Experimental results of sensor failures in a vehicle

5 Conclusions

This paper studies the failure of angle-displacement sensor of a dual-mode coupling drive system electric actuator, in which mode-switching control is similar to the gear shifting control of an EV with clutchless AMT. The following conclusions can be drawn:

  1. 1.

    The signal noise and functional failure of the angle-displacement sensor greatly affect the mode-switching control effect of the dual-mode coupling drive system.
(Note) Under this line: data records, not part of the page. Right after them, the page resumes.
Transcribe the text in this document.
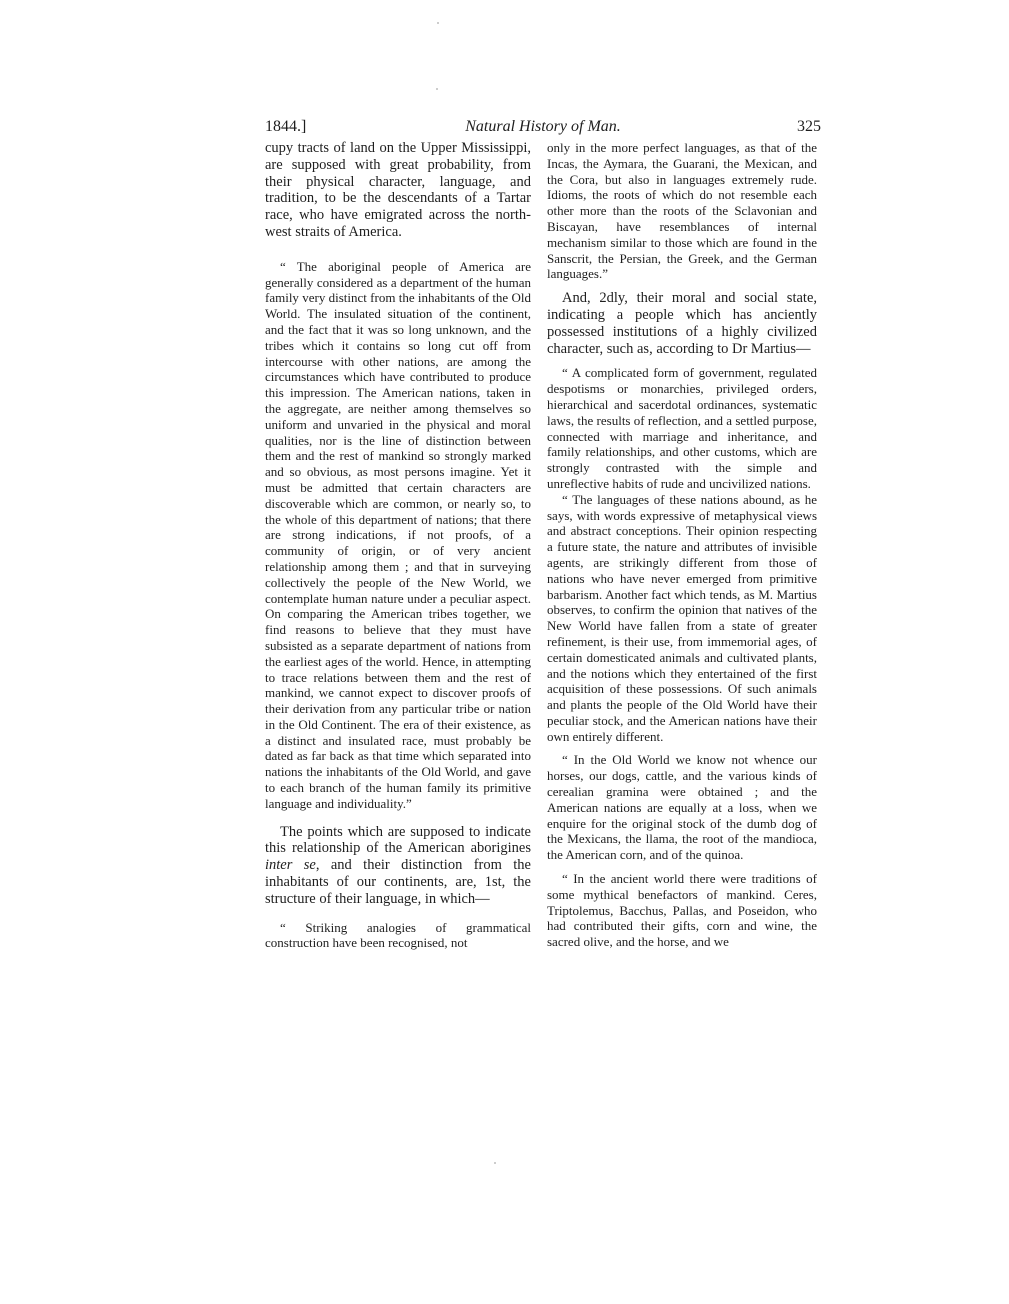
1844.]	Natural History of Man.	325

cupy tracts of land on the Upper Mississippi, are supposed with great probability, from their physical character, language, and tradition, to be the descendants of a Tartar race, who have emigrated across the north-west straits of America.

“ The aboriginal people of America are generally considered as a department of the human family very distinct from the inhabitants of the Old World. The insulated situation of the continent, and the fact that it was so long unknown, and the tribes which it contains so long cut off from intercourse with other nations, are among the circumstances which have contributed to produce this impression. The American nations, taken in the aggregate, are neither among themselves so uniform and unvaried in the physical and moral qualities, nor is the line of distinction between them and the rest of mankind so strongly marked and so obvious, as most persons imagine. Yet it must be admitted that certain characters are discoverable which are common, or nearly so, to the whole of this department of nations; that there are strong indications, if not proofs, of a community of origin, or of very ancient relationship among them ; and that in surveying collectively the people of the New World, we contemplate human nature under a peculiar aspect. On comparing the American tribes together, we find reasons to believe that they must have subsisted as a separate department of nations from the earliest ages of the world. Hence, in attempting to trace relations between them and the rest of mankind, we cannot expect to discover proofs of their derivation from any particular tribe or nation in the Old Continent. The era of their existence, as a distinct and insulated race, must probably be dated as far back as that time which separated into nations the inhabitants of the Old World, and gave to each branch of the human family its primitive language and individuality.”

The points which are supposed to indicate this relationship of the American aborigines inter se, and their distinction from the inhabitants of our continents, are, 1st, the structure of their language, in which—

“ Striking analogies of grammatical construction have been recognised, not

only in the more perfect languages, as that of the Incas, the Aymara, the Guarani, the Mexican, and the Cora, but also in languages extremely rude. Idioms, the roots of which do not resemble each other more than the roots of the Sclavonian and Biscayan, have resemblances of internal mechanism similar to those which are found in the Sanscrit, the Persian, the Greek, and the German languages.”

And, 2dly, their moral and social state, indicating a people which has anciently possessed institutions of a highly civilized character, such as, according to Dr Martius—

“ A complicated form of government, regulated despotisms or monarchies, privileged orders, hierarchical and sacerdotal ordinances, systematic laws, the results of reflection, and a settled purpose, connected with marriage and inheritance, and family relationships, and other customs, which are strongly contrasted with the simple and unreflective habits of rude and uncivilized nations.

“ The languages of these nations abound, as he says, with words expressive of metaphysical views and abstract conceptions. Their opinion respecting a future state, the nature and attributes of invisible agents, are strikingly different from those of nations who have never emerged from primitive barbarism. Another fact which tends, as M. Martius observes, to confirm the opinion that natives of the New World have fallen from a state of greater refinement, is their use, from immemorial ages, of certain domesticated animals and cultivated plants, and the notions which they entertained of the first acquisition of these possessions. Of such animals and plants the people of the Old World have their peculiar stock, and the American nations have their own entirely different.

“ In the Old World we know not whence our horses, our dogs, cattle, and the various kinds of cerealian gramina were obtained ; and the American nations are equally at a loss, when we enquire for the original stock of the dumb dog of the Mexicans, the llama, the root of the mandioca, the American corn, and of the quinoa.

“ In the ancient world there were traditions of some mythical benefactors of mankind. Ceres, Triptolemus, Bacchus, Pallas, and Poseidon, who had contributed their gifts, corn and wine, the sacred olive, and the horse, and we
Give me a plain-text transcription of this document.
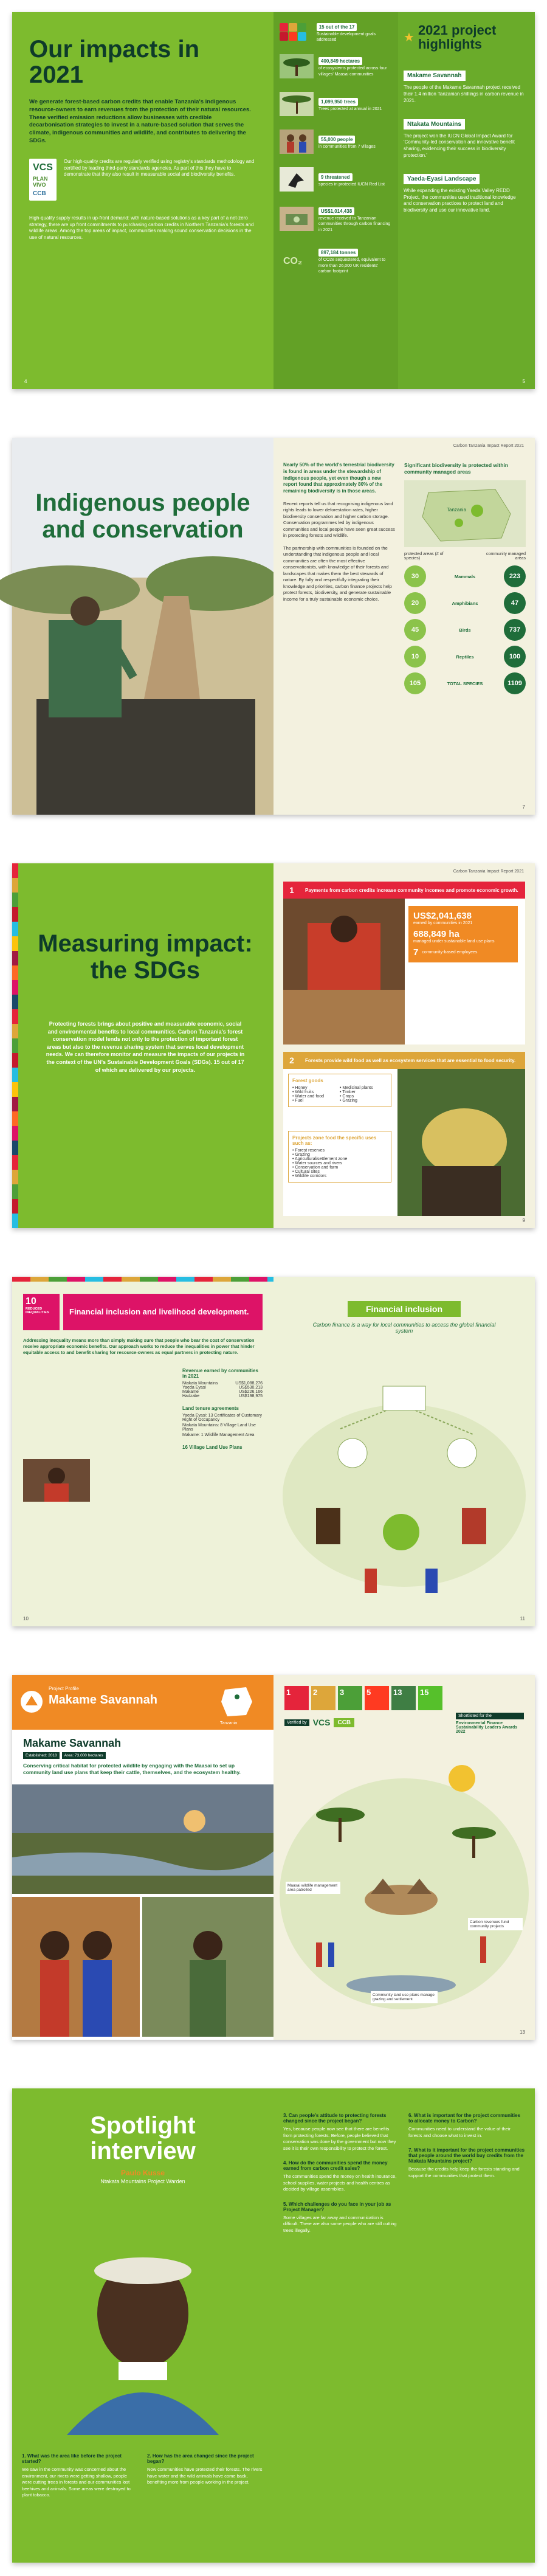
Our impacts in 2021
We generate forest-based carbon credits that enable Tanzania's indigenous resource-owners to earn revenues from the protection of their natural resources. These verified emission reductions allow businesses with credible decarbonisation strategies to invest in a nature-based solution that serves the climate, indigenous communities and wildlife, and contributes to delivering the SDGs.
VCS
PLAN VIVO
CCB
Our high-quality credits are regularly verified using registry's standards methodology and certified by leading third-party standards agencies. As part of this they have to demonstrate that they also result in measurable social and biodiversity benefits.
High-quality supply results in up-front demand: with nature-based solutions as a key part of a net-zero strategy, there are up front commitments to purchasing carbon credits in Northern Tanzania's forests and wildlife areas. Among the top areas of impact, communities making sound conservation decisions in the use of natural resources.
4
15 out of the 17
Sustainable development goals addressed
400,849 hectares
of ecosystems protected across four villages' Maasai communities
1,099,950 trees
Trees protected at annual in 2021
55,000 people
in communities from 7 villages
9 threatened
species in protected IUCN Red List
US$1,014,438
revenue received to Tanzanian communities through carbon financing in 2021
CO₂
897,184 tonnes
of CO2e sequestered, equivalent to more than 26,000 UK residents' carbon footprint
★ 2021 project highlights
Makame Savannah
The people of the Makame Savannah project received their 1.4 million Tanzanian shillings in carbon revenue in 2021.
Ntakata Mountains
The project won the IUCN Global Impact Award for 'Community-led conservation and innovative benefit sharing, evidencing their success in biodiversity protection.'
Yaeda-Eyasi Landscape
While expanding the existing Yaeda Valley REDD Project, the communities used traditional knowledge and conservation practices to protect land and biodiversity and use our innovative land.
5
Indigenous people and conservation
Carbon Tanzania Impact Report 2021
Nearly 50% of the world's terrestrial biodiversity is found in areas under the stewardship of indigenous people, yet even though a new report found that approximately 80% of the remaining biodiversity is in those areas.
Recent reports tell us that recognising indigenous land rights leads to lower deforestation rates, higher biodiversity conservation and higher carbon storage. Conservation programmes led by indigenous communities and local people have seen great success in protecting forests and wildlife.
The partnership with communities is founded on the understanding that indigenous people and local communities are often the most effective conservationists, with knowledge of their forests and landscapes that makes them the best stewards of nature. By fully and respectfully integrating their knowledge and priorities, carbon finance projects help protect forests, biodiversity, and generate sustainable income for a truly sustainable economic choice.
Significant biodiversity is protected within community managed areas
Tanzania
protected areas (# of species)
community managed areas
30	Mammals	223
20	Amphibians	47
45	Birds	737
10	Reptiles	100
105	TOTAL SPECIES	1109
7
Measuring impact: the SDGs
Protecting forests brings about positive and measurable economic, social and environmental benefits to local communities. Carbon Tanzania's forest conservation model lends not only to the protection of important forest areas but also to the revenue sharing system that serves local development needs. We can therefore monitor and measure the impacts of our projects in the context of the UN's Sustainable Development Goals (SDGs). 15 out of 17 of which are delivered by our projects.
Carbon Tanzania Impact Report 2021
1	Payments from carbon credits increase community incomes and promote economic growth.
US$2,041,638
earned by communities in 2021
688,849 ha
managed under sustainable land use plans
7 community-based employees
2	Forests provide wild food as well as ecosystem services that are essential to food security.
Forest goods
• Honey	• Medicinal plants
• Wild fruits	• Timber
• Water and food	• Crops
• Fuel	• Grazing
Projects zone food the specific uses such as:
• Forest reserves
• Grazing
• Agricultural/settlement zone
• Water sources and rivers
• Conservation and farm
• Cultural sites
• Wildlife corridors
9
10
REDUCED INEQUALITIES	Financial inclusion and livelihood development.
Addressing inequality means more than simply making sure that people who bear the cost of conservation receive appropriate economic benefits. Our approach works to reduce the inequalities in power that hinder equitable access to and benefit sharing for resource-owners as equal partners in protecting nature.
Revenue earned by communities in 2021
Ntakata Mountains	US$1,088,276
Yaeda Eyasi	US$530,213
Makame	US$226,166
Hadzabe	US$198,975
Land tenure agreements
Yaeda Eyasi: 13 Certificates of Customary Right of Occupancy
Ntakata Mountains: 8 Village Land Use Plans
Makame: 1 Wildlife Management Area
16 Village Land Use Plans
10
Financial inclusion
Carbon finance is a way for local communities to access the global financial system
11
Project Profile
Makame Savannah
Tanzania
Makame Savannah
Established: 2018	Area: 73,000 hectares
Conserving critical habitat for protected wildlife by engaging with the Maasai to set up community land use plans that keep their cattle, themselves, and the ecosystem healthy.
1	2	3	5	13	15
Verified by VCS	CCB
Shortlisted for the
Environmental Finance Sustainability Leaders Awards 2022
Maasai wildlife management area patrolled
Community land use plans manage grazing and settlement
Carbon revenues fund community projects
13
Spotlight interview
Paulo Kusse
Ntakata Mountains Project Warden
1. What was the area like before the project started?
We saw in the community was concerned about the environment, our rivers were getting shallow, people were cutting trees in forests and our communities lost beehives and animals. Some areas were destroyed to plant tobacco.
2. How has the area changed since the project began?
Now communities have protected their forests. The rivers have water and the wild animals have come back, benefiting more from people working in the project.
3. Can people's attitude to protecting forests changed since the project began?
Yes, because people now see that there are benefits from protecting forests. Before, people believed that conservation was done by the government but now they see it is their own responsibility to protect the forest.
4. How do the communities spend the money earned from carbon credit sales?
The communities spend the money on health insurance, school supplies, water projects and health centres as decided by village assemblies.
5. Which challenges do you face in your job as Project Manager?
Some villages are far away and communication is difficult. There are also some people who are still cutting trees illegally.
6. What is important for the project communities to allocate money to Carbon?
Communities need to understand the value of their forests and choose what to invest in.
7. What is it important for the project communities that people around the world buy credits from the Ntakata Mountains project?
Because the credits help keep the forests standing and support the communities that protect them.
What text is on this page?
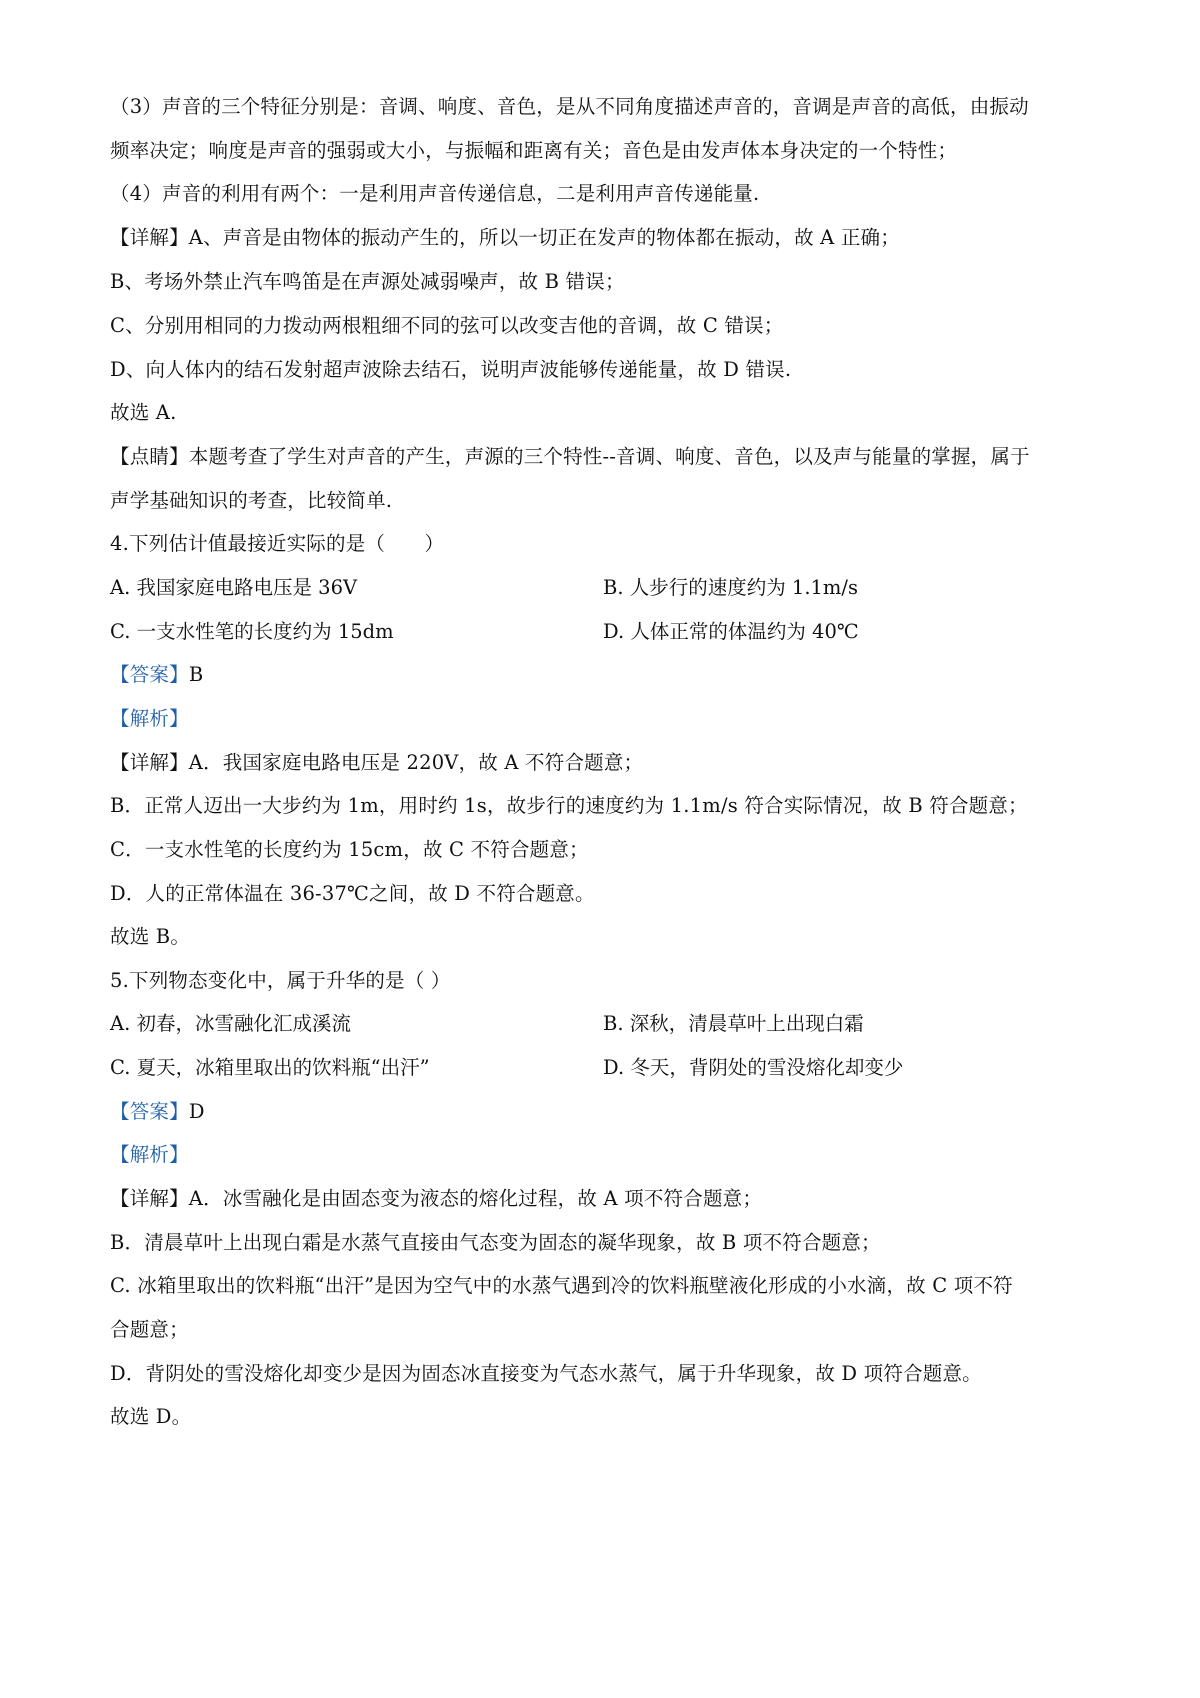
（3）声音的三个特征分别是：音调、响度、音色，是从不同角度描述声音的，音调是声音的高低，由振动
频率决定；响度是声音的强弱或大小，与振幅和距离有关；音色是由发声体本身决定的一个特性；
（4）声音的利用有两个：一是利用声音传递信息，二是利用声音传递能量.
【详解】A、声音是由物体的振动产生的，所以一切正在发声的物体都在振动，故 A 正确；
B、考场外禁止汽车鸣笛是在声源处减弱噪声，故 B 错误；
C、分别用相同的力拨动两根粗细不同的弦可以改变吉他的音调，故 C 错误；
D、向人体内的结石发射超声波除去结石，说明声波能够传递能量，故 D 错误.
故选 A.
【点睛】本题考查了学生对声音的产生，声源的三个特性--音调、响度、音色，以及声与能量的掌握，属于
声学基础知识的考查，比较简单.
4.下列估计值最接近实际的是（　　）
A. 我国家庭电路电压是 36V	B. 人步行的速度约为 1.1m/s
C. 一支水性笔的长度约为 15dm	D. 人体正常的体温约为 40℃
【答案】B
【解析】
【详解】A．我国家庭电路电压是 220V，故 A 不符合题意；
B．正常人迈出一大步约为 1m，用时约 1s，故步行的速度约为 1.1m/s 符合实际情况，故 B 符合题意；
C．一支水性笔的长度约为 15cm，故 C 不符合题意；
D．人的正常体温在 36-37℃之间，故 D 不符合题意。
故选 B。
5.下列物态变化中，属于升华的是（ ）
A. 初春，冰雪融化汇成溪流	B. 深秋，清晨草叶上出现白霜
C. 夏天，冰箱里取出的饮料瓶“出汗”	D. 冬天，背阴处的雪没熔化却变少
【答案】D
【解析】
【详解】A．冰雪融化是由固态变为液态的熔化过程，故 A 项不符合题意；
B．清晨草叶上出现白霜是水蒸气直接由气态变为固态的凝华现象，故 B 项不符合题意；
C. 冰箱里取出的饮料瓶“出汗”是因为空气中的水蒸气遇到冷的饮料瓶壁液化形成的小水滴，故 C 项不符
合题意；
D．背阴处的雪没熔化却变少是因为固态冰直接变为气态水蒸气，属于升华现象，故 D 项符合题意。
故选 D。
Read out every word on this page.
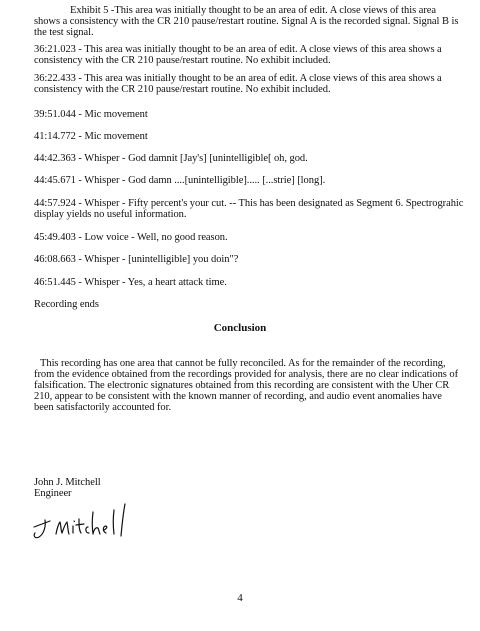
Exhibit 5 -This area was initially thought to be an area of edit. A close views of this area shows a consistency with the CR 210 pause/restart routine. Signal A is the recorded signal. Signal B is the test signal.
36:21.023 - This area was initially thought to be an area of edit. A close views of this area shows a consistency with the CR 210 pause/restart routine. No exhibit included.
36:22.433 - This area was initially thought to be an area of edit. A close views of this area shows a consistency with the CR 210 pause/restart routine. No exhibit included.
39:51.044 - Mic movement
41:14.772 - Mic movement
44:42.363 - Whisper - God damnit [Jay's] [unintelligible[ oh, god.
44:45.671 - Whisper - God damn ....[unintelligible]..... [...strie] [long].
44:57.924 - Whisper - Fifty percent's your cut. -- This has been designated as Segment 6. Spectrograhic display yields no useful information.
45:49.403 - Low voice - Well, no good reason.
46:08.663 - Whisper - [unintelligible] you doin"?
46:51.445 - Whisper - Yes, a heart attack time.
Recording ends
Conclusion
This recording has one area that cannot be fully reconciled. As for the remainder of the recording, from the evidence obtained from the recordings provided for analysis, there are no clear indications of falsification. The electronic signatures obtained from this recording are consistent with the Uher CR 210, appear to be consistent with the known manner of recording, and audio event anomalies have been satisfactorily accounted for.
John J. Mitchell
Engineer
4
Through the establishment of the actuator model, the paper points out the feasibility of using the current signal of the actuator motor for displacement observation and establishes the corresponding redundant control system. It is of significant importance to improve the mode-switching quality.

  2. 2.

    An adaptive mode-switching fault-tolerant control method is proposed based on an STKF. The filtering and fault-handling functions are effectively integrated. The actual displacement can be well tracked by the observed displacement. With the designed controller, the signal noise is effectively removed and the functional faults of the angular displacement sensor is overcome.

  3. 3.

    The results of the simulation and vehicle experiments prove that the proposed control method can effectively remove the noise signal of the sensor, while still ensuring the smooth completion of the mode-switching process after encountering the common faults. This effectively improves the reliability of the mode-switching control process. The related research also provides a useful reference for improving the reliability of AMTs and other systems that need to use the angle-displacement sensor signal of the electric actuator for control.

In the experiment process, the initial displacement of the angle-displacement sensor after each power-on will be a little drifted and needs to be recalibrated. In addition, the displacement change is also affected by the supply voltage of the power, which is a big problem when doing fine control. The follow-up in-depth research will be carried out on the above problems to provide greater help to improve system reliability.